We’re talking about a very successful businessman in Tsai, but so far, he has failed since taking over the Nets. He, like Mikhail Prokhorov, expected instant gratification while having zero experience running an NBA team or being involved with one. Prokhorov had a five-year championship plan and finished with one playoff series win. Tsai is in his fifth season with one playoff series win, too.
The similarities are present but the management styles differ. Tsai has shown that he’s more hands-on, particularly public. His decisions re Kyrie Irving’s various shenanigans and before that in the controversy over Daryl Morey’s Hong Kong tweet prove that.
Present day, it’s his decision to make — and a big one at that. Build now or rebuild?
It’s crucial to understand Tsai’s mentality, or at least what we think we know when it comes to how he views NBA stars.
Discussing the role artificial intelligence will play in digital entertainment at a conference in May 2023, Tsai said, “Believe me, I manage a basketball team and the players are very difficult to manage. If you’re in Hollywood, it’s very, very difficult to manage people.”

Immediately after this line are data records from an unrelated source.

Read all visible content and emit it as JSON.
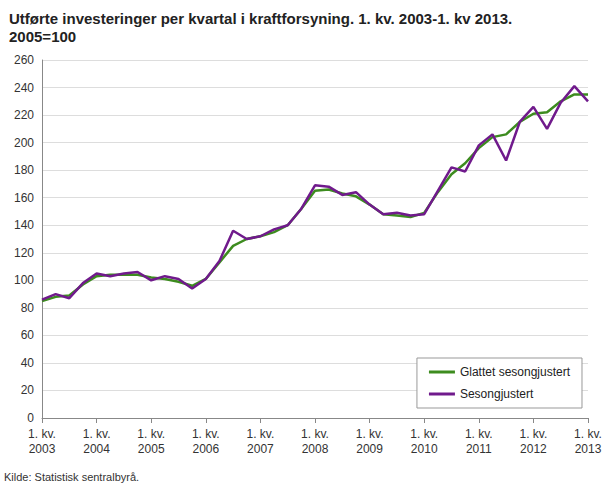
{
  "chart_data": {
    "type": "line",
    "title": "Utførte investeringer per kvartal i kraftforsyning. 1. kv. 2003-1. kv 2013.\n2005=100",
    "source": "Kilde: Statistisk sentralbyrå.",
    "categories": [
      "1. kv.\n2003",
      null,
      null,
      null,
      "1. kv.\n2004",
      null,
      null,
      null,
      "1. kv.\n2005",
      null,
      null,
      null,
      "1. kv.\n2006",
      null,
      null,
      null,
      "1. kv.\n2007",
      null,
      null,
      null,
      "1. kv.\n2008",
      null,
      null,
      null,
      "1. kv.\n2009",
      null,
      null,
      null,
      "1. kv.\n2010",
      null,
      null,
      null,
      "1. kv.\n2011",
      null,
      null,
      null,
      "1. kv.\n2012",
      null,
      null,
      null,
      "1. kv.\n2013"
    ],
    "series": [
      {
        "name": "Glattet sesongjustert",
        "color": "#3d8c1f",
        "values": [
          85,
          88,
          89,
          97,
          103,
          104,
          104,
          104,
          102,
          101,
          99,
          96,
          101,
          113,
          125,
          130,
          132,
          135,
          140,
          152,
          165,
          166,
          163,
          161,
          155,
          148,
          147,
          146,
          149,
          164,
          177,
          185,
          196,
          204,
          206,
          215,
          221,
          222,
          230,
          235,
          235
        ]
      },
      {
        "name": "Sesongjustert",
        "color": "#701a8c",
        "values": [
          86,
          90,
          87,
          98,
          105,
          103,
          105,
          106,
          100,
          103,
          101,
          94,
          101,
          114,
          136,
          130,
          132,
          137,
          140,
          152,
          169,
          168,
          162,
          164,
          155,
          148,
          149,
          147,
          148,
          165,
          182,
          179,
          198,
          206,
          187,
          215,
          226,
          210,
          229,
          241,
          230
        ]
      }
    ],
    "ylim": [
      0,
      260
    ],
    "yticks": [
      0,
      20,
      40,
      60,
      80,
      100,
      120,
      140,
      160,
      180,
      200,
      220,
      240,
      260
    ],
    "grid": true,
    "legend": "bottom-right"
  }
}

Two months later, ESPN’s Brian Windorst said that “Joe Tsai would rather have a team that plays hard that he’s proud to own that wins 40 games and fights for the play-in than have a team that has way more talent that he’s not proud to be a part of.”
Was that an exaggeration? Well, maybe but that’s where we are today. And it ain’t fun.
We talk so much about a culture and how it starts at the top. This isn’t to say that Tsai hasn’t been dealt a weird hand because he has, whether it’s been Irving’s high profile antics or James Harden quitting on the court or US-China relations. His priorities, so we’ve seen, remain fasten on the fan’s dollar. That’s not to say other governing owners aren’t the same way, but when the big chance fails, the product stinks, and the vision going forward isn’t clear — the culture crumbles. Beyond that, the Nets brass do not seem to grasp how much the lost promise of the Big Three has effected the fan base.
A culture starts at the top and Tsai IS the top.
The team isn’t very good and they’re stuck in limbo. We know that. Injuries haven’t helped but it’s a part of the game. Firing another coach isn’t going to miraculously turn this around even if Jacque Vaughn hasn’t been perfect. There isn’t much allure to watch for one singular player either. It creates the perfect storm for frustration, confusion, and pessimism among the fanbase. Just as it was growing.
There’s more, because of course, there’s always more. Brian Lewis of the New York Post reported that the Nets entered this week averaging 43,000 total viewers per game on YES — down 34.85 percent from this point last season.
VII. Moving Forward...
We all act like we have the answers when we really don’t. That’s part of the fun and frustrations that come with liking a team/sport. That said, it’s time the Nets practice what they preach when it comes to culture, and it’d probably serve them right to stay humble and learn from mistakes the franchise has made in the past.
In order for them to accomplish such, they need to pick a direction… and fast. Just like when Marks sat in that seat for the first time in 2016.